Le Saint-Siège a appelé des « efforts politiques et multilatéraux pour faire face aux causes profondes des grands mouvements et déplacements forcés de populations ». Le traitement et la prévention des causes devrait être une « priorité », a insisté Mgr Ivan Jurkovic à la réunion du 67ème Comité exécutif du Haut Commissariat des Nations unies pour les réfugiés, le 4 octobre 2016.
Le représentant permanent du Saint-Siège auprès de l’ONU à Genève a exprimé sa « vive préoccupation face aux défis de plus en plus difficiles présentés par les différentes crises de réfugiés dans diverses parties du monde ». Face « aux plus hauts niveaux de déplacement jamais enregistrés, avec quelques 65,3 millions de personnes déplacées de force », a-t-il exhorté, « nous ne devons pas perdre notre détermination ».
« Nous avons le devoir social, politique et éthique urgent de résoudre ces problèmes et leurs causes profondes dans un esprit de coopération et de solidarité (…).
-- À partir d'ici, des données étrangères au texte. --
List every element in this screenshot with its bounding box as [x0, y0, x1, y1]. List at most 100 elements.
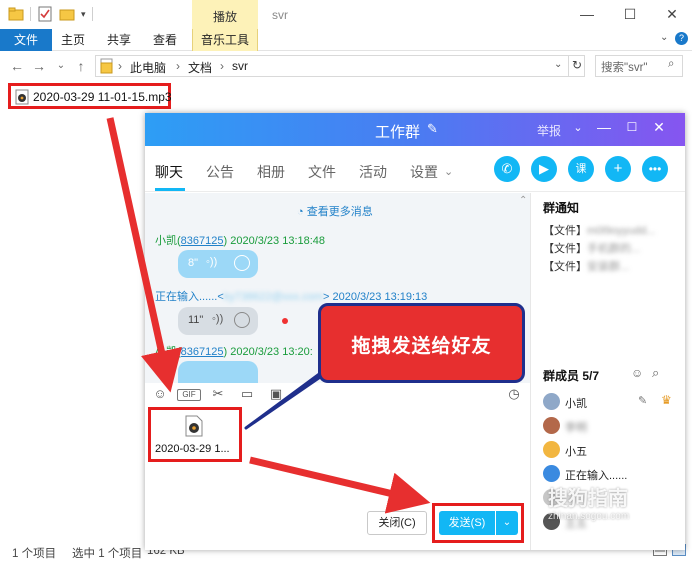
- qq-title-bar: 工作群 ✎ 举报 ⌄ — ☐ ✕: [145, 113, 685, 146]
- lesson-icon[interactable]: 课: [568, 156, 594, 182]
- tab-activity[interactable]: 活动: [359, 162, 387, 182]
- avatar: [543, 441, 560, 458]
- properties-icon[interactable]: [37, 6, 53, 22]
- scroll-up-icon[interactable]: ⌃: [519, 195, 527, 206]
- history-clock-icon[interactable]: ◷: [505, 386, 523, 402]
- member-search-icon[interactable]: ⌕: [652, 365, 659, 381]
- send-button[interactable]: 发送(S): [439, 511, 495, 535]
- forward-icon[interactable]: →: [32, 58, 46, 74]
- tab-file[interactable]: 文件: [0, 29, 52, 51]
- report-link[interactable]: 举报: [537, 122, 561, 139]
- window-title: svr: [272, 8, 288, 22]
- tab-music-tools[interactable]: 音乐工具: [192, 29, 258, 51]
- group-notice-title: 群通知: [543, 201, 580, 215]
- gif-icon[interactable]: GIF: [177, 389, 201, 401]
- recent-locations-icon[interactable]: ⌄: [54, 60, 68, 71]
- screenshot-scissors-icon[interactable]: ✂: [209, 386, 227, 402]
- avatar: [543, 393, 560, 410]
- folder-icon[interactable]: ▭: [238, 386, 256, 402]
- voice-message-bubble[interactable]: 11" ◦)): [178, 307, 258, 335]
- send-highlight: 发送(S) ⌄: [432, 503, 524, 543]
- settings-dropdown-icon[interactable]: ⌄: [444, 165, 453, 178]
- refresh-icon[interactable]: ↻: [568, 55, 585, 77]
- audio-file-icon: [15, 89, 29, 105]
- new-folder-icon[interactable]: [59, 6, 75, 22]
- close-button[interactable]: 关闭(C): [367, 511, 427, 535]
- customize-toolbar-icon[interactable]: ▾: [81, 9, 86, 20]
- minimize-icon[interactable]: —: [577, 5, 597, 23]
- close-icon[interactable]: ✕: [650, 119, 668, 136]
- notice-item[interactable]: 【文件】m0l9oyyudd...: [543, 222, 655, 238]
- tab-chat[interactable]: 聊天: [155, 162, 183, 182]
- tab-album[interactable]: 相册: [257, 162, 285, 182]
- voice-to-text-icon[interactable]: [234, 255, 250, 271]
- up-icon[interactable]: ↑: [74, 58, 88, 74]
- edit-icon[interactable]: ✎: [638, 394, 647, 407]
- quick-access-toolbar: ▾: [8, 6, 93, 22]
- breadcrumb-svr[interactable]: svr: [232, 59, 248, 73]
- voice-message-bubble[interactable]: 8" ◦)): [178, 250, 258, 278]
- tab-announcement[interactable]: 公告: [206, 162, 234, 182]
- avatar: [543, 417, 560, 434]
- close-icon[interactable]: ✕: [662, 5, 682, 23]
- emoji-icon[interactable]: ☺: [151, 386, 169, 401]
- send-options-icon[interactable]: ⌄: [496, 511, 518, 535]
- breadcrumb-this-pc[interactable]: 此电脑: [130, 59, 166, 76]
- more-icon[interactable]: •••: [642, 156, 668, 182]
- tab-files[interactable]: 文件: [308, 162, 336, 182]
- member-row[interactable]: 正在输入......: [543, 464, 683, 484]
- video-icon[interactable]: ▶: [531, 156, 557, 182]
- status-item-count: 1 个项目: [12, 548, 57, 560]
- attached-file[interactable]: 2020-03-29 1...: [148, 407, 242, 462]
- watermark-main: 搜狗指南: [548, 488, 628, 510]
- tab-share[interactable]: 共享: [104, 29, 134, 51]
- member-row[interactable]: 李明: [543, 416, 683, 436]
- image-icon[interactable]: ▣: [267, 386, 285, 402]
- explorer-title-bar: ▾ 播放 svr — ☐ ✕: [0, 0, 692, 29]
- context-tab-play[interactable]: 播放: [192, 0, 258, 29]
- attached-file-name: 2020-03-29 1...: [155, 443, 230, 455]
- view-more-messages-link[interactable]: ◔ 查看更多消息: [297, 203, 373, 219]
- message-meta: 正在输入......<ky738622@xxx.com> 2020/3/23 1…: [155, 291, 428, 303]
- add-app-icon[interactable]: +: [605, 156, 631, 182]
- maximize-icon[interactable]: ☐: [623, 120, 641, 134]
- member-row[interactable]: 小五: [543, 440, 683, 460]
- unread-dot: [282, 318, 288, 324]
- voice-wave-icon: ◦)): [206, 256, 218, 268]
- member-row[interactable]: 小凯 ✎ ♛: [543, 392, 683, 412]
- address-bar[interactable]: › 此电脑 › 文档 › svr ⌄: [95, 55, 585, 77]
- audio-file-icon: [185, 415, 203, 437]
- tab-view[interactable]: 查看: [150, 29, 180, 51]
- watermark-sub: zhinan.sogou.com: [548, 511, 630, 522]
- annotation-callout: 拖拽发送给好友: [318, 303, 525, 383]
- search-box[interactable]: 搜索"svr" ⌕: [595, 55, 683, 77]
- sogou-watermark: 搜狗指南 zhinan.sogou.com: [548, 482, 678, 522]
- file-item-mp3[interactable]: 2020-03-29 11-01-15.mp3: [8, 83, 172, 109]
- breadcrumb-separator: ›: [118, 59, 122, 73]
- edit-title-icon[interactable]: ✎: [427, 121, 438, 137]
- ribbon-tabs: 文件 主页 共享 查看 音乐工具 ⌄ ?: [0, 29, 692, 51]
- member-settings-icon[interactable]: ☺: [631, 366, 643, 380]
- notice-item[interactable]: 【文件】手机群的...: [543, 240, 640, 256]
- tab-settings[interactable]: 设置: [410, 162, 438, 182]
- minimize-icon[interactable]: —: [595, 119, 613, 135]
- phone-icon[interactable]: ✆: [494, 156, 520, 182]
- message-input-area[interactable]: 2020-03-29 1... 关闭(C) 发送(S) ⌄: [145, 407, 530, 550]
- notice-item[interactable]: 【文件】安装群...: [543, 258, 629, 274]
- dropdown-icon[interactable]: ⌄: [569, 121, 587, 134]
- status-selected: 选中 1 个项目: [72, 548, 143, 560]
- address-dropdown-icon[interactable]: ⌄: [554, 59, 562, 70]
- help-icon[interactable]: ?: [675, 32, 688, 45]
- voice-message-bubble[interactable]: [178, 361, 258, 383]
- breadcrumb-documents[interactable]: 文档: [188, 59, 212, 76]
- qq-tab-bar: 聊天 公告 相册 文件 活动 设置 ⌄ ✆ ▶ 课 + •••: [145, 146, 685, 192]
- search-input[interactable]: 搜索"svr": [601, 59, 648, 75]
- message-meta: 小凯(8367125) 2020/3/23 13:18:48: [155, 235, 326, 247]
- voice-to-text-icon[interactable]: [234, 312, 250, 328]
- tab-home[interactable]: 主页: [58, 29, 88, 51]
- collapse-ribbon-icon[interactable]: ⌄: [660, 32, 668, 43]
- maximize-icon[interactable]: ☐: [620, 5, 640, 23]
- back-icon[interactable]: ←: [10, 58, 24, 74]
- search-icon: ⌕: [668, 58, 675, 70]
- history-icon: ◔: [297, 206, 304, 218]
Les réfugiés ont besoin de notre solidarité, de notre compassion et de notre protection ».
Notant que « les mouvements sont souvent le résultat de vieux conflits non encore traités efficacement », Mgr Jurkovic a estimé que « la prévention, la protection et les solutions sont fortement liées entre elles ».
Il a appelé aussi à garantir « les droits existants des réfugiés », avec « des investissements économiques et financiers supplémentaires, et en particulier la volonté politique ». Ainsi les réfugiés deviendront des « agents du développement, même dans leur pays d’accueil et non pas seulement les bénéficiaires de l’aide ou des hôtes simplement tolérés ».
AK
Intervention de Mgr Jurkovic
Monsieur le Président,
Appréciant cette occasion de s’adresser au Comité exécutif du HCR cette année, ma délégation tient à exprimer sa vive préoccupation face aux défis de plus en plus difficiles présentés par les différentes crises de réfugiés dans diverses parties du monde. À l’heure actuelle, nous assistons aux plus hauts niveaux de déplacement jamais enregistrés, avec quelques 65,3 millions de personnes déplacées de force. Parmi ces personnes qui souffrent, le chiffre stupéfiant de 21,3 millions de réfugiés – la majorité d’entre eux étant des mineurs de moins de 18 ans, qui, comme nous le savons, sont souvent victimes de formes modernes d’esclavage incluant la traite, n’ont pas accès à l’éducation ou sont emprisonnés dans de terrible situations.
En outre, il y a aussi quelque 10 millions de personnes apatrides qui se sont vu refuser la nationalité et l’accès aux droits fondamentaux. Alors que nous ne devons pas perdre notre détermination face à ces défis apparemment insurmontables, nous devons aussi reconnaître que la tendance à la hausse ne montre aucun signe de ralentissement. L’ampleur et la nature des déplacements de réfugiés aujourd’hui « nous oblige à agir d’une manière globale et prévisible sur les mouvements de réfugiés à grande échelle ». Ces mouvements sont souvent le résultat de vieux conflits non encore traités efficacement – nous pensons à de nombreuses situations en Afrique, par exemple – néanmoins la communauté internationale est encore convaincue que : « Grâce à une réponse globale au problème des réfugiés, fondée sur les principes de la coopération internationale et sur le partage du poids et des responsabilités, nous sommes mieux en mesure de protéger et d’aider les réfugiés ainsi que de soutenir les États hôtes et les communautés impliquées » (1).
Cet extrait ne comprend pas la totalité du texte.